Family Vacation or a Sex Tourism Romp?!?: How to Hook Up While on Vacation With Your Family

Don’t get me wrong; time with you’re family isn’t awful—they’re no Manson family, Jim Jones’ “Rainbow Family,” or that unfunny bunch from the Family Circus comics. No, they don’t quite rage at your speed, but even you can admit their alcohol-fueled racial tirades and personal attacks do have a certain charm to them. Unfortunately, this trip isn’t just another christening brunch that you can simply drink and giggle your way through; nope, you’re either going to need a handful of Xanax or the company of few loose ladies to maintain your sanity through this nine-day perpetual screaming match.

The Xanax option is always there—pop enough of those with your morning whiskey and nine days, or even nine months, can slip right by with nothing to show for the time but a few paper-towel sheets full of scribbles in which the only legible words written are “The Memoir.” The other plan, the one where you ditch your family to scoop beach bitches, that’s the one that going to be able to fill those paper-towel memoir pages with much better, comprehensible, erotic non-fiction, or, at the very least, a collection of coital stains.

The easiest way to accomplish this is to fabricate a web of lies to tell your family to cover for your absence. Operate on your own if possible; if group projects or piss-poor wingmen have taught us anything it’s that more often than not others will inevitably disappoint us, say something creepy that makes everyone uncomfortable, or audibly fart. Three can keep a secret if two are dead, but, unless you’re trying to turn this beach trip into a Burn Notice episode, it’s best just not to tell anyone in the first place.
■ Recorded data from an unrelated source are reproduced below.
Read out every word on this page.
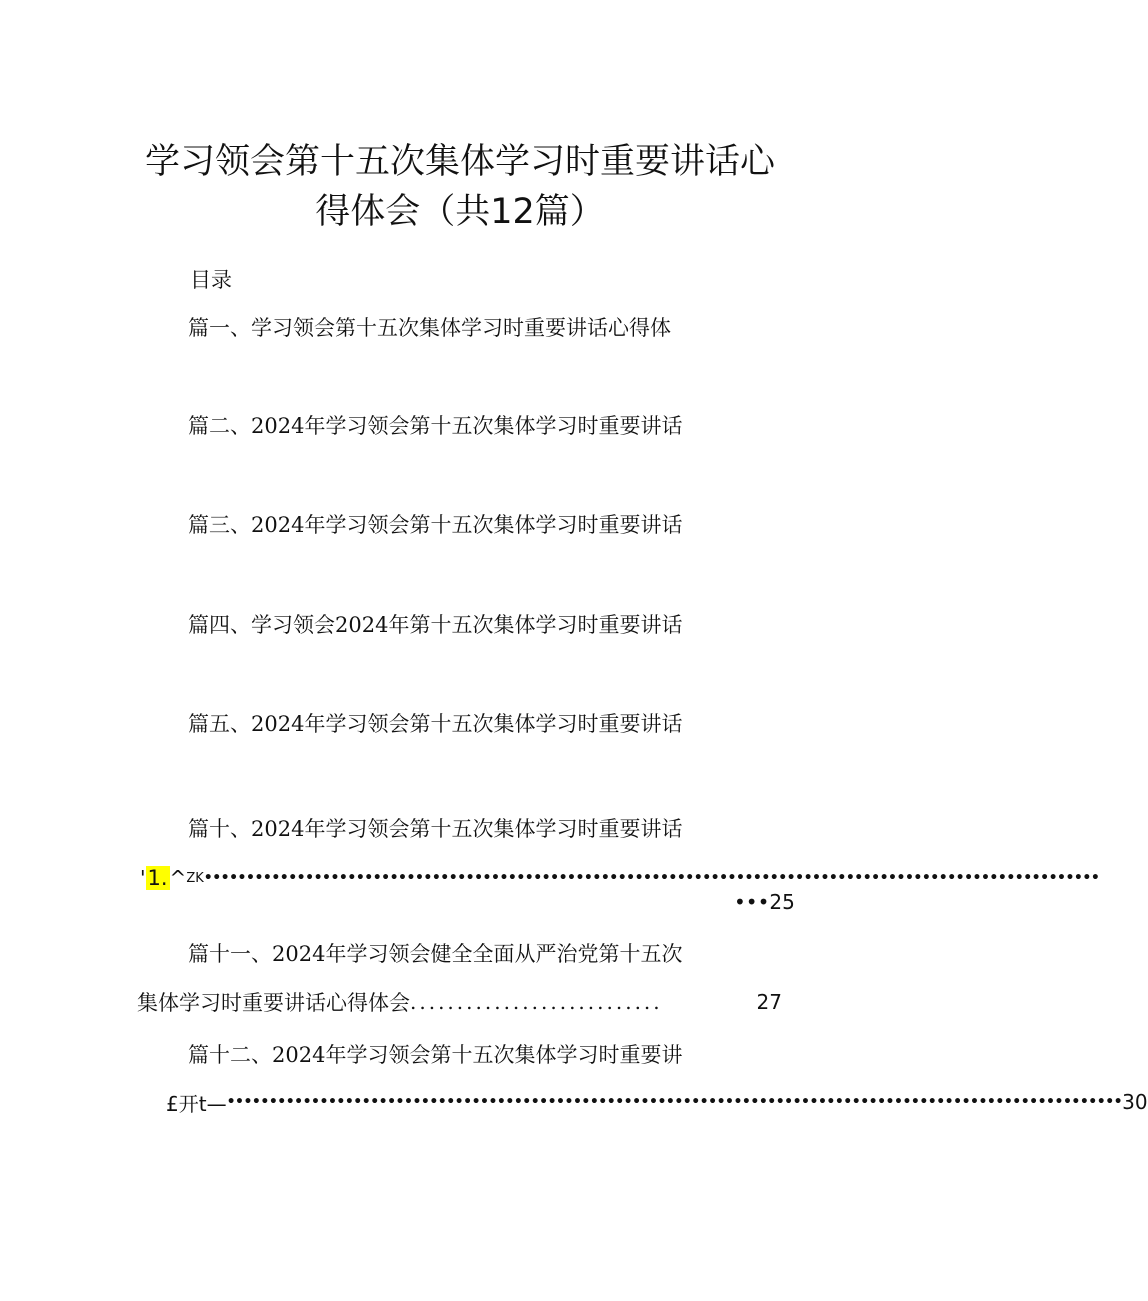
学习领会第十五次集体学习时重要讲话心
得体会（共12篇）
目录
篇一、学习领会第十五次集体学习时重要讲话心得体
篇二、2024年学习领会第十五次集体学习时重要讲话
篇三、2024年学习领会第十五次集体学习时重要讲话
篇四、学习领会2024年第十五次集体学习时重要讲话
篇五、2024年学习领会第十五次集体学习时重要讲话
篇十、2024年学习领会第十五次集体学习时重要讲话
' 1. ^ Z K ••••••••••••••••••••••••••••••••••••••••••••••••••••••••••••••••••••••••••••••••••••••••••••••••••••••••••
•••25
篇十一、2024年学习领会健全全面从严治党第十五次
集体学习时重要讲话心得体会 ...........................	27
篇十二、2024年学习领会第十五次集体学习时重要讲
£开t— •••••••••••••••••••••••••••••••••••••••••••••••••••••••••••••••••••••••••••••••••••••••••••••••••••••••••• 30
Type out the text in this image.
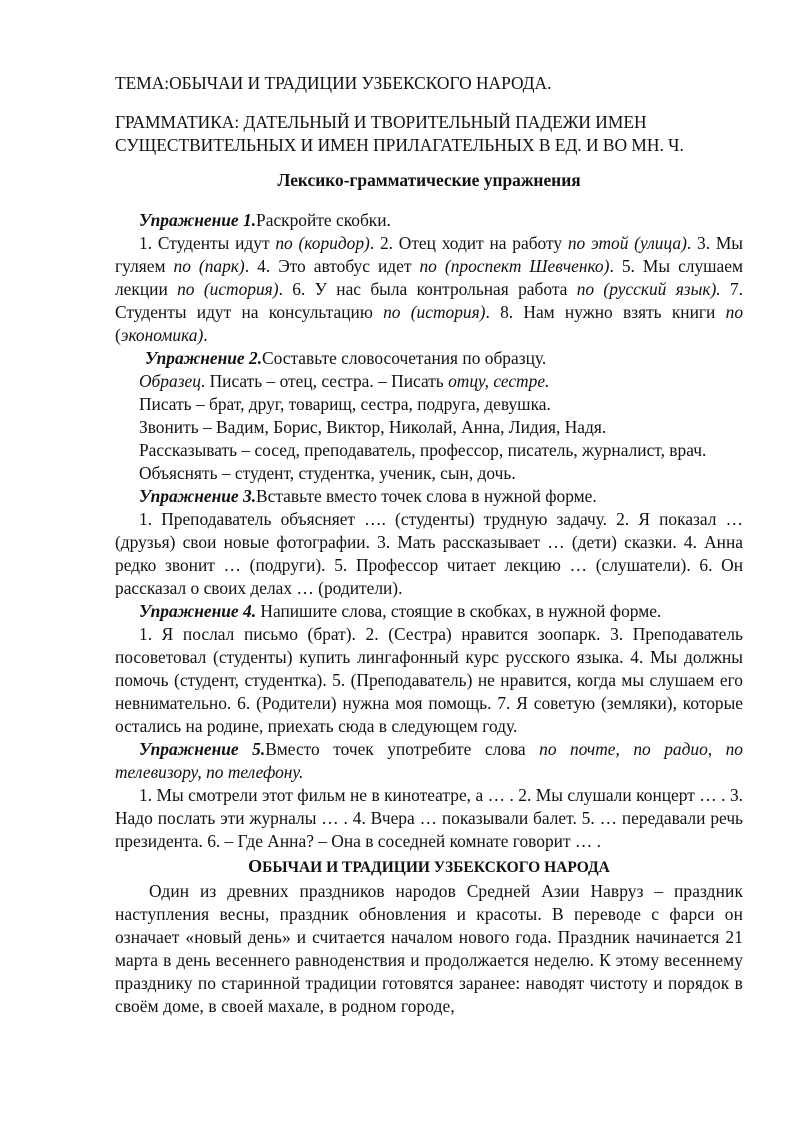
ТЕМА:ОБЫЧАИ И ТРАДИЦИИ УЗБЕКСКОГО НАРОДА.

ГРАММАТИКА: ДАТЕЛЬНЫЙ И ТВОРИТЕЛЬНЫЙ ПАДЕЖИ ИМЕН СУЩЕСТВИТЕЛЬНЫХ И ИМЕН ПРИЛАГАТЕЛЬНЫХ В ЕД. И ВО МН. Ч.

Лексико-грамматические упражнения

Упражнение 1.Раскройте скобки.

1. Студенты идут по (коридор). 2. Отец ходит на работу по этой (улица). 3. Мы гуляем по (парк). 4. Это автобус идет по (проспект Шевченко). 5. Мы слушаем лекции по (история). 6. У нас была контрольная работа по (русский язык). 7. Студенты идут на консультацию по (история). 8. Нам нужно взять книги по (экономика).

Упражнение 2.Составьте словосочетания по образцу.

Образец. Писать – отец, сестра. – Писать отцу, сестре.

Писать – брат, друг, товарищ, сестра, подруга, девушка.

Звонить – Вадим, Борис, Виктор, Николай, Анна, Лидия, Надя.

Рассказывать – сосед, преподаватель, профессор, писатель, журналист, врач.

Объяснять – студент, студентка, ученик, сын, дочь.

Упражнение 3.Вставьте вместо точек слова в нужной форме.

1. Преподаватель объясняет …. (студенты) трудную задачу. 2. Я показал … (друзья) свои новые фотографии. 3. Мать рассказывает … (дети) сказки. 4. Анна редко звонит … (подруги). 5. Профессор читает лекцию … (слушатели). 6. Он рассказал о своих делах … (родители).

Упражнение 4. Напишите слова, стоящие в скобках, в нужной форме.

1. Я послал письмо (брат). 2. (Сестра) нравится зоопарк. 3. Преподаватель посоветовал (студенты) купить лингафонный курс русского языка. 4. Мы должны помочь (студент, студентка). 5. (Преподаватель) не нравится, когда мы слушаем его невнимательно. 6. (Родители) нужна моя помощь. 7. Я советую (земляки), которые остались на родине, приехать сюда в следующем году.

Упражнение 5.Вместо точек употребите слова по почте, по радио, по телевизору, по телефону.

1. Мы смотрели этот фильм не в кинотеатре, а … . 2. Мы слушали концерт … . 3. Надо послать эти журналы … . 4. Вчера … показывали балет. 5. … передавали речь президента. 6. – Где Анна? – Она в соседней комнате говорит … .

ОБЫЧАИ И ТРАДИЦИИ УЗБЕКСКОГО НАРОДА

Один из древних праздников народов Средней Азии Навруз – праздник наступления весны, праздник обновления и красоты. В переводе с фарси он означает «новый день» и считается началом нового года. Праздник начинается 21 марта в день весеннего равноденствия и продолжается неделю. К этому весеннему празднику по старинной традиции готовятся заранее: наводят чистоту и порядок в своём доме, в своей махале, в родном городе,
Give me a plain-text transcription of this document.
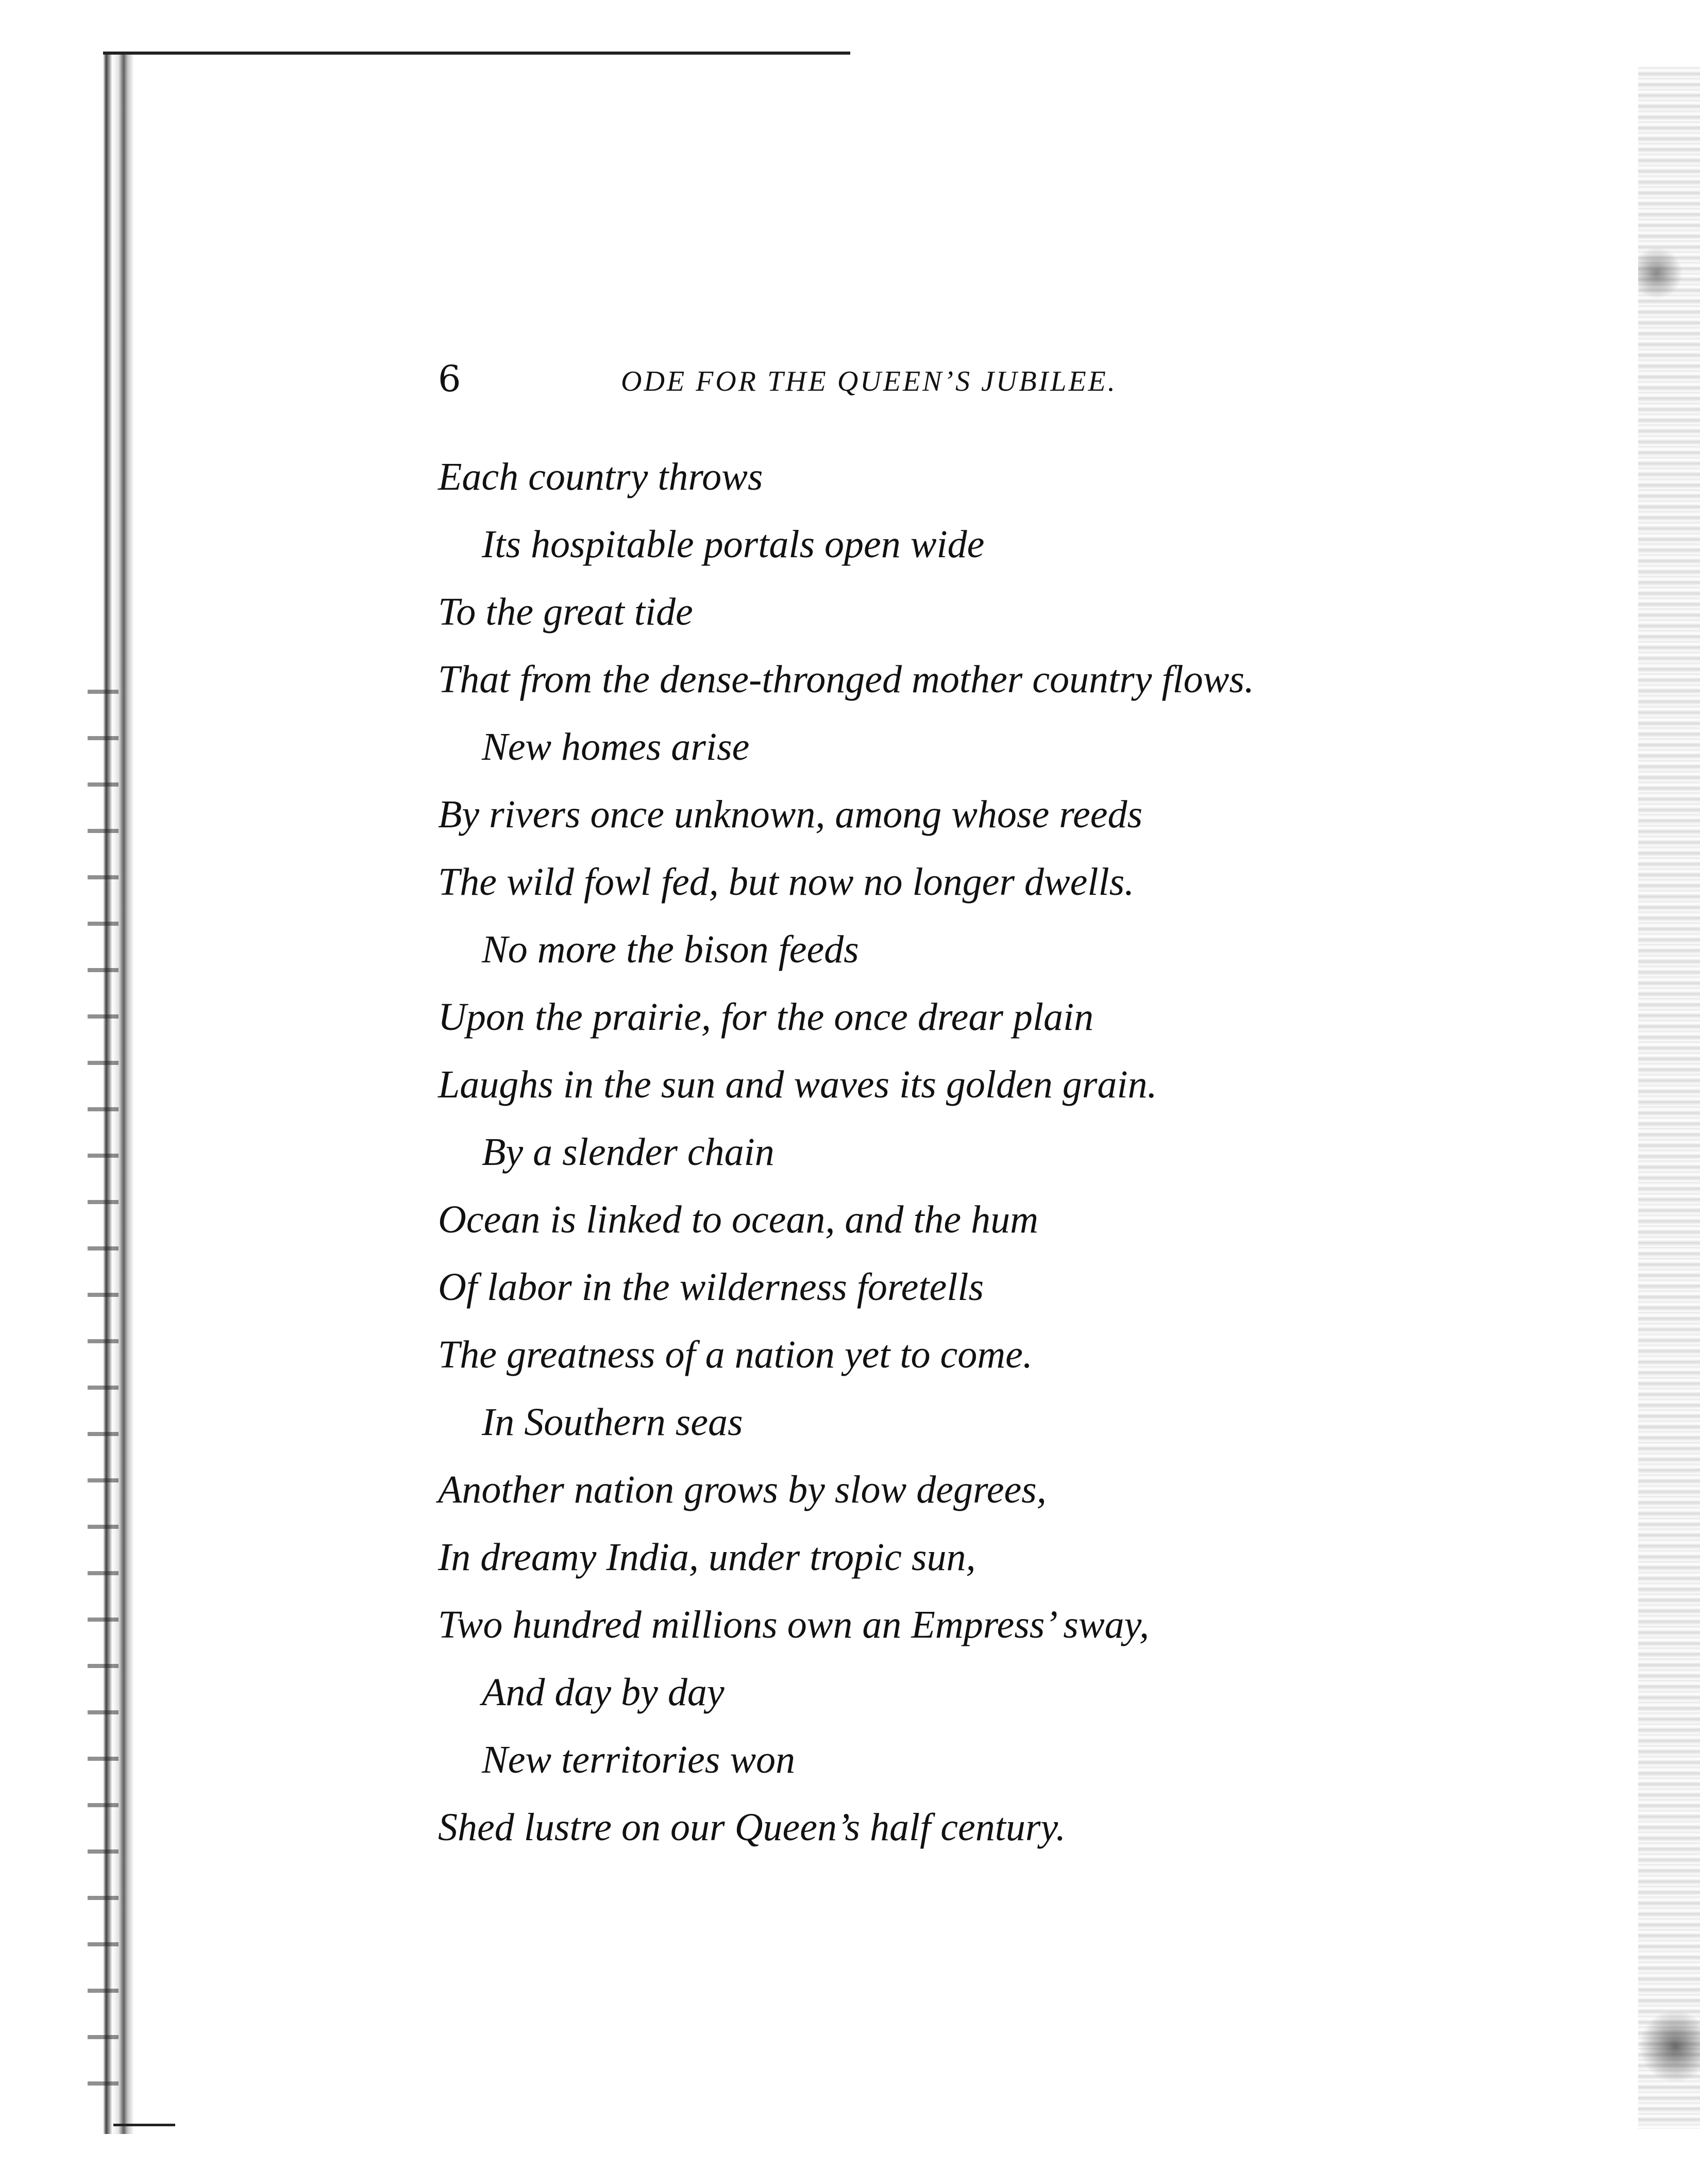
6	ODE FOR THE QUEEN’S JUBILEE.
Each country throws
Its hospitable portals open wide
To the great tide
That from the dense-thronged mother country flows.
New homes arise
By rivers once unknown, among whose reeds
The wild fowl fed, but now no longer dwells.
No more the bison feeds
Upon the prairie, for the once drear plain
Laughs in the sun and waves its golden grain.
By a slender chain
Ocean is linked to ocean, and the hum
Of labor in the wilderness foretells
The greatness of a nation yet to come.
In Southern seas
Another nation grows by slow degrees,
In dreamy India, under tropic sun,
Two hundred millions own an Empress’ sway,
And day by day
New territories won
Shed lustre on our Queen’s half century.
However, in an ideal scenario, there will be another family member concocting an alibi network to cover their disappearances as well. It doesn’t matter if Grandma’s gambling with Grandpa’s pension or if Uncle Ralph is yet again hunting for a “blizzard” in eighty-five degree weather. This totally plays into your plan; now you two can corroborate each other’s stories and enjoy your now-validated absences. Most families are grounded in foundations of mistruths and false beliefs; why should yours be any different?

Once your time is freed up, start searching for potential. Grasp that the dime piece with her family at the water park is likely not going to share your enthusiasm for her ditching said family to go “get sucking, sweaty, and sticky in that order” with you in the unisex changing room. Frankly, you need to be realistic with this. Now what about that nickel piece with the obvious spray tan, the lone beaded hair braid, and the henna tramp stamp who’s begging for someone to notice her? She’s looking for a story that proves to her friends that yes, she can too be fun and spontaneous while you’re merely seeking a consenting vagina to go skeet shooting into—truly, you’ve found your moist match.

There always is the wildcard of grinding un-tanned bathing-suit areas with a local. Just recognize that you’re not special and she probably does this every week of summer with a different tourist. Always remember to use that latex love glove or a pseudo-sandwich-bag female condom. And definitely give her the phone number to a Planned Parenthood in lieu of your cell when you’re leaving town next Saturday.

In the chance that that solid five isn’t down to clown on Day One, you can either move on, there’s plenty of holes to stick you dipstick in on this beach, or play up the impulsiveness that complements the ticking clock of your time here together. Build up the magnitude of your departure like you’re going off to fight overseas in a war on Saturday instead of just driving home to continue your monotonous summer internship where you count widgets in warehouse and JO and BM in the office bathroom every two hours. Coffee and coitus is only for closers.

Excuses are the name of the game on a family trip—devise them to get out of anything you don’t want to do with your relatives or the individual attached to that vacation vagina.

May the holes you jam your appendages on your trip into be wet, accommodating, and not too full of crabs or sand.